According to her, PI proponents propose that the joint vote can be called by the President of the Chamber of Deputies “or” by the President of the Senate when it should be the President “and” the President of the Senate.
“You appointed him president of the House or president of the Senate, so there was really that intention to diminish the power of the Senate, which goes against the spirit of the Constitution, which requires a bicameral configuration of the House and then the Senate,” Binay said.
(You appointed him President or President of the Senate, so there was really that intention to reduce the power of the Senate, which goes against the spirit of the Constitution that the configuration of the Chamber and the Senate must be bicameral.)
Oñate, however, stated that he did not participate in the creation of the signature forms.

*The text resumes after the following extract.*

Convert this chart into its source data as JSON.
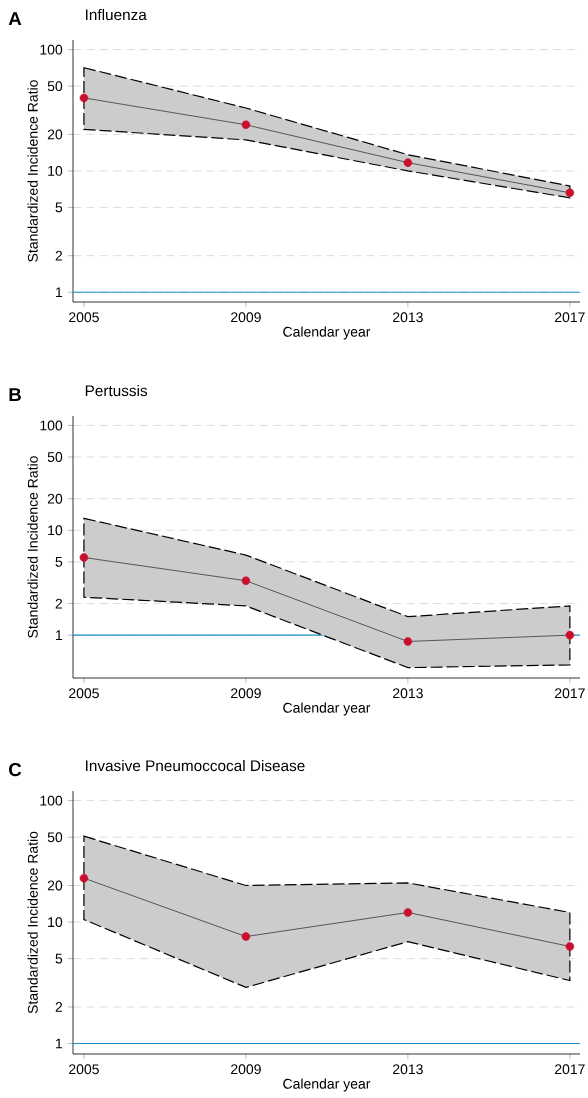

“But you agreed to it. Did you agree to this arrangement, tama po ba (correct)?” Binay asked, to which the Pirma convener replied yes.
Dela Rosa insisted that it was very clear that Oñate only joined the PI to emasculate the Senate.
He also accused the group of deceiving the public after releasing an advertisement with proposed amendments to the 1987 Constitution, but the proposal in the PI calls for flexibility in the Senate.
“How deceptive can you be with that kind of approach?” asked Dela Rosa.
“We apologize, we understand your frustration, Senator Dela Rosa, but that was not our intention…” said Avisado.